How to Calculate Work on a Satellite in a Gravitational Field

[Momentum09]

Homework Statement

Given: The universal gravitational constant G = 6.67 E-11, the mass of the Earth M = 5.98E24, and its radius R = 6.7 E6. How much work must an external force do on the satellite to move it from a circular orbit of radius 2R to 3R, if its mass is 2000kg? Answer in Joules.

Homework Equations

I know that E = -GMm/2r, where M is the mass of the Earth and m = satellite.

The Attempt at a Solution

So I calculated the total energy in each radii,
for 2R, -GMm/4R
for 3R, -GMm/6R
then I subtract one from the other to get the net energy change.
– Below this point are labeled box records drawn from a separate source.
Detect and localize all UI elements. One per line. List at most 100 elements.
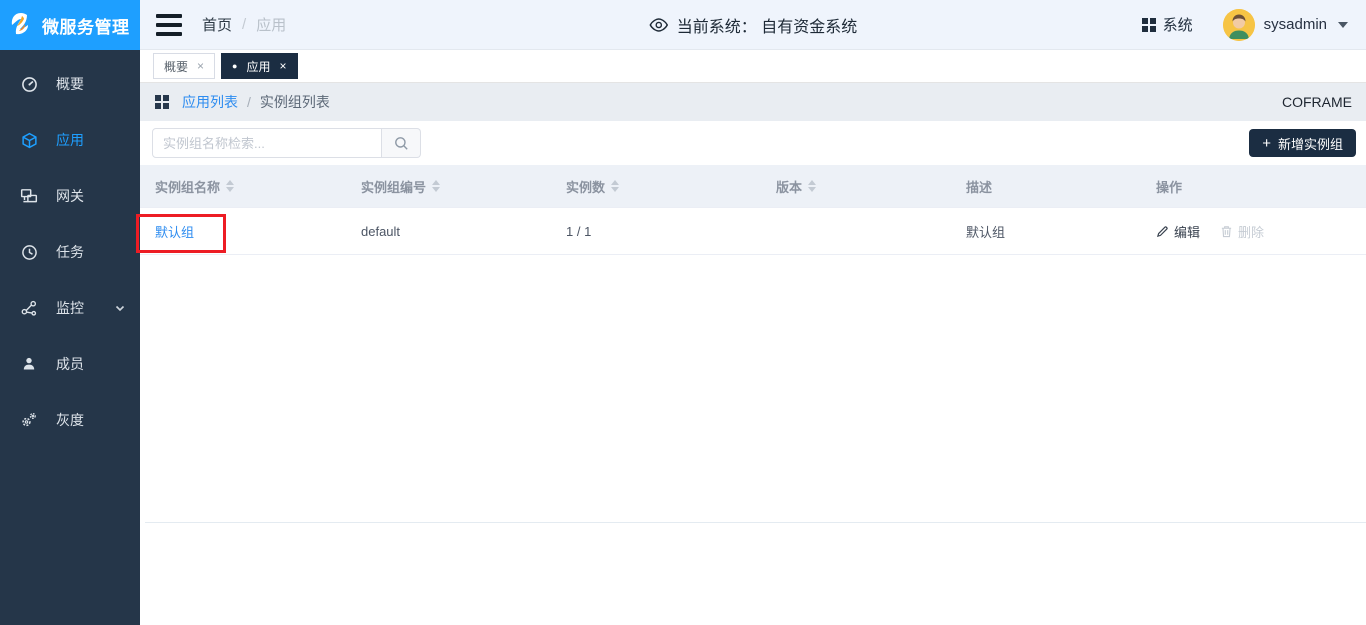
table-header-row: 实例组名称 实例组编号 实例数 版本 描述 操作 [140,165,1366,207]
delete-action[interactable]: 删除 [1220,222,1264,241]
sidebar-item-label: 任务 [56,244,84,260]
system-menu[interactable]: 系统 [1141,14,1193,35]
tab-label: 应用 [246,59,271,74]
chevron-down-icon [114,302,126,314]
search-button[interactable] [382,128,421,158]
tab-overview[interactable]: 概要 × [153,53,216,79]
topbar-right: 系统 sysadmin [1141,8,1348,41]
grid-icon [1141,17,1156,32]
column-header-version[interactable]: 版本 [760,177,950,196]
breadcrumb-instance-group-list: 实例组列表 [259,94,330,110]
close-icon[interactable]: × [197,59,204,73]
eye-icon [649,18,669,32]
open-tabs-bar: 概要 × ● 应用 × [140,50,1366,83]
active-dot-icon: ● [232,60,238,71]
column-header-label: 实例组名称 [155,179,221,195]
gauge-icon [20,75,38,93]
sort-icon[interactable] [808,180,817,192]
delete-label: 删除 [1238,224,1265,240]
tab-label: 概要 [164,59,189,74]
breadcrumb-separator: / [242,16,247,33]
search-input[interactable] [152,128,382,158]
gears-icon [20,411,38,429]
sidebar-item-monitoring[interactable]: 监控 [0,280,140,336]
column-header-code[interactable]: 实例组编号 [345,177,550,196]
system-menu-label: 系统 [1162,17,1193,34]
content-bottom-divider [145,522,1366,523]
share-nodes-icon [20,299,38,317]
trash-icon [1220,225,1233,238]
username-label: sysadmin [1263,16,1327,33]
sort-icon[interactable] [432,180,441,192]
app-window: 微服务管理 概要 应用 网关 任务 监控 成员 灰度 首页 / 应用 当前系统：… [0,0,1366,625]
brand-title: 微服务管理 [42,17,130,37]
sort-icon[interactable] [226,180,235,192]
close-icon[interactable]: × [279,59,286,73]
clock-icon [20,243,38,261]
cube-icon [20,131,38,149]
toolbar: + 新增实例组 [140,121,1366,165]
plus-icon: + [1262,134,1271,152]
edit-action[interactable]: 编辑 [1156,222,1200,241]
coframe-label: COFRAME [1282,94,1352,110]
brand-logo[interactable]: 微服务管理 [0,0,140,50]
sidebar-item-label: 概要 [56,76,84,92]
column-header-name[interactable]: 实例组名称 [140,177,345,196]
sidebar-item-label: 成员 [56,356,84,372]
column-header-label: 版本 [776,179,803,195]
add-instance-group-button[interactable]: + 新增实例组 [1249,129,1356,157]
current-system-label: 当前系统： 自有资金系统 [676,19,858,36]
sidebar-item-tasks[interactable]: 任务 [0,224,140,280]
cell-group-name: 默认组 [140,222,345,241]
breadcrumb-separator: / [247,94,251,110]
breadcrumb-current: 应用 [256,17,287,34]
sidebar: 微服务管理 概要 应用 网关 任务 监控 成员 灰度 [0,0,140,625]
sidebar-item-label: 网关 [56,188,84,204]
avatar [1222,8,1255,41]
column-header-label: 操作 [1156,179,1183,195]
cell-actions: 编辑 删除 [1140,222,1366,241]
column-header-label: 实例数 [566,179,606,195]
sidebar-item-applications[interactable]: 应用 [0,112,140,168]
user-icon [20,355,38,373]
sidebar-item-gateway[interactable]: 网关 [0,168,140,224]
sort-icon[interactable] [611,180,620,192]
grid-icon [155,95,169,109]
page-breadcrumb-bar: 应用列表 / 实例组列表 COFRAME [140,83,1366,121]
breadcrumb: 首页 / 应用 [202,14,286,35]
sidebar-item-label: 应用 [56,132,84,148]
topbar: 首页 / 应用 当前系统： 自有资金系统 系统 sysadmin [140,0,1366,50]
column-header-label: 描述 [966,179,993,195]
table-row: 默认组 default 1 / 1 默认组 编辑 删除 [140,207,1366,255]
cell-group-code: default [361,223,401,239]
pencil-icon [1156,225,1169,238]
sidebar-item-gray-release[interactable]: 灰度 [0,392,140,448]
instance-group-name-link[interactable]: 默认组 [155,225,194,240]
brand-logo-icon [6,10,36,40]
breadcrumb-home[interactable]: 首页 [202,14,232,35]
sidebar-item-label: 灰度 [56,412,84,428]
column-header-description: 描述 [950,177,1140,196]
tab-applications[interactable]: ● 应用 × [221,53,298,79]
edit-label: 编辑 [1174,224,1201,240]
hamburger-menu-icon[interactable] [156,13,182,36]
user-menu[interactable]: sysadmin [1222,8,1348,41]
main-area: 首页 / 应用 当前系统： 自有资金系统 系统 sysadmin 概要 × ● … [140,0,1366,625]
search-group [152,128,421,158]
column-header-label: 实例组编号 [361,179,427,195]
sidebar-item-label: 监控 [56,300,84,316]
gateway-icon [20,187,38,205]
column-header-actions: 操作 [1140,177,1366,196]
current-system-indicator: 当前系统： 自有资金系统 [649,0,857,50]
cell-instance-count: 1 / 1 [566,223,592,239]
column-header-instances[interactable]: 实例数 [550,177,760,196]
sidebar-item-members[interactable]: 成员 [0,336,140,392]
sidebar-item-overview[interactable]: 概要 [0,56,140,112]
breadcrumb-app-list-link[interactable]: 应用列表 [182,92,238,112]
sidebar-nav: 概要 应用 网关 任务 监控 成员 灰度 [0,50,140,448]
add-instance-group-label: 新增实例组 [1277,136,1343,152]
search-icon [394,136,409,151]
cell-description: 默认组 [966,224,1006,240]
instance-group-table: 实例组名称 实例组编号 实例数 版本 描述 操作 默认组 default 1 /… [140,165,1366,255]
caret-down-icon [1338,21,1348,28]
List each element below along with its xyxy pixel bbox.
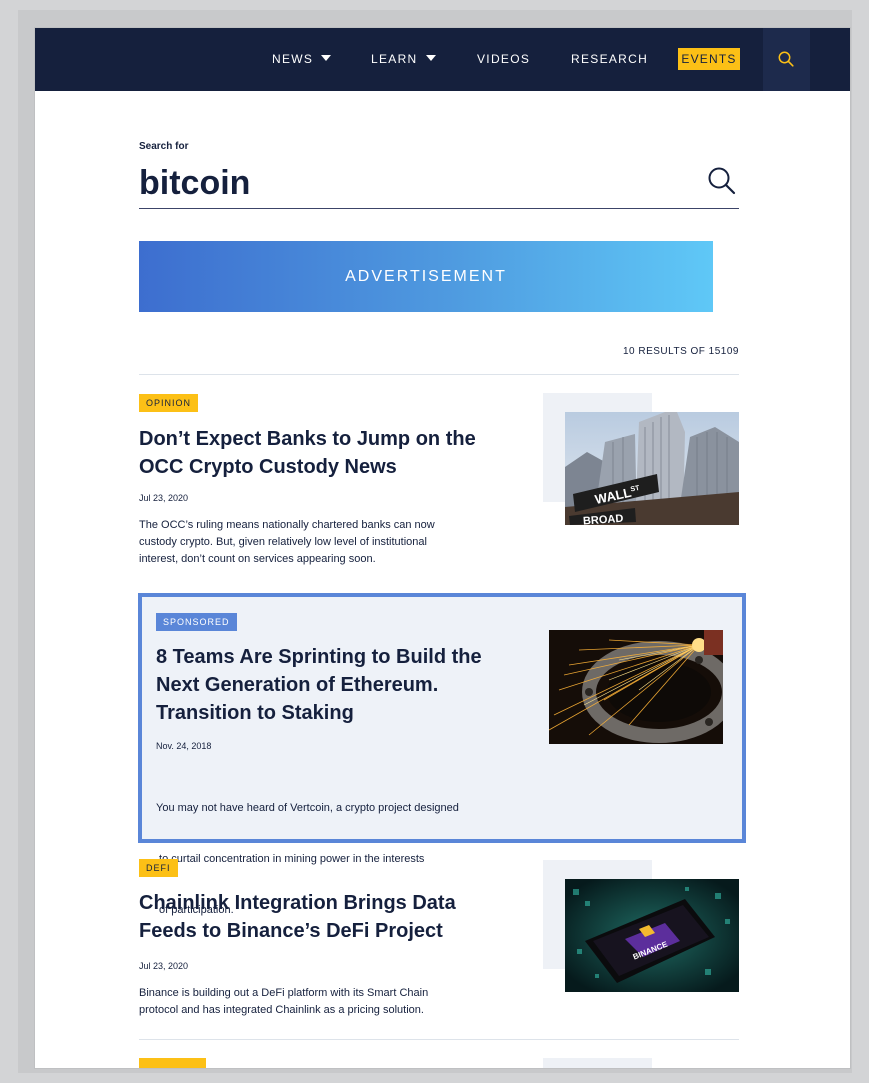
- advertisement-label: ADVERTISEMENT: [345, 268, 507, 285]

I don't know what to do after that. Please help. Thank you!

 

[Kurdt]

There is a considerably simpler way of doing this. The work done in moving an object from one orbit to another is:

$$W=\int_{r_1}^{r_2} F(r) dr$$

EDIT: Sorry forgot to say that your method is fine for potential energy not total mechanical energy as you have used.

 

[Momentum09]

thank you so much! :)

 

[Dick]

There is a considerably simpler way of doing this. The work done in moving an object from one orbit to another is:

$$W=\int_{r_1}^{r_2} F(r) dr$$

EDIT: Sorry forgot to say that your method is fine for potential energy not total mechanical energy as you have used.

Actually, I think he is ok. The kinetic energy at radius R is GMm/(2R). The potential is -GMm/R. So the sum is, as he states, -GMm/(2R).

 

[Kurdt]

Was just the procedure in the attempt at the solution that made me think it was total mechanical energy.

 

[ttt359]

I have the exact same question. This is one of the method that I used:
E intial = Ki + Ui = 0 + (-GMm/2R)
E final = Kf + Uf = (1/2)(GMm/3R) + (-GMm/3R)
then Work = E final - E intial

this make sense right? Then why it doesn't work

I also try the integrate method, but nothing work! Can somebody please tell me why?
and how to fix it?

 

[Dick]

If it's in orbit at radius 2R, how can Ki=0?

 

[ttt359]

ok, so Ki is not = O; Then why is it the integration method didn't work either?

 

[Dick]

They both work. You just have to do them right.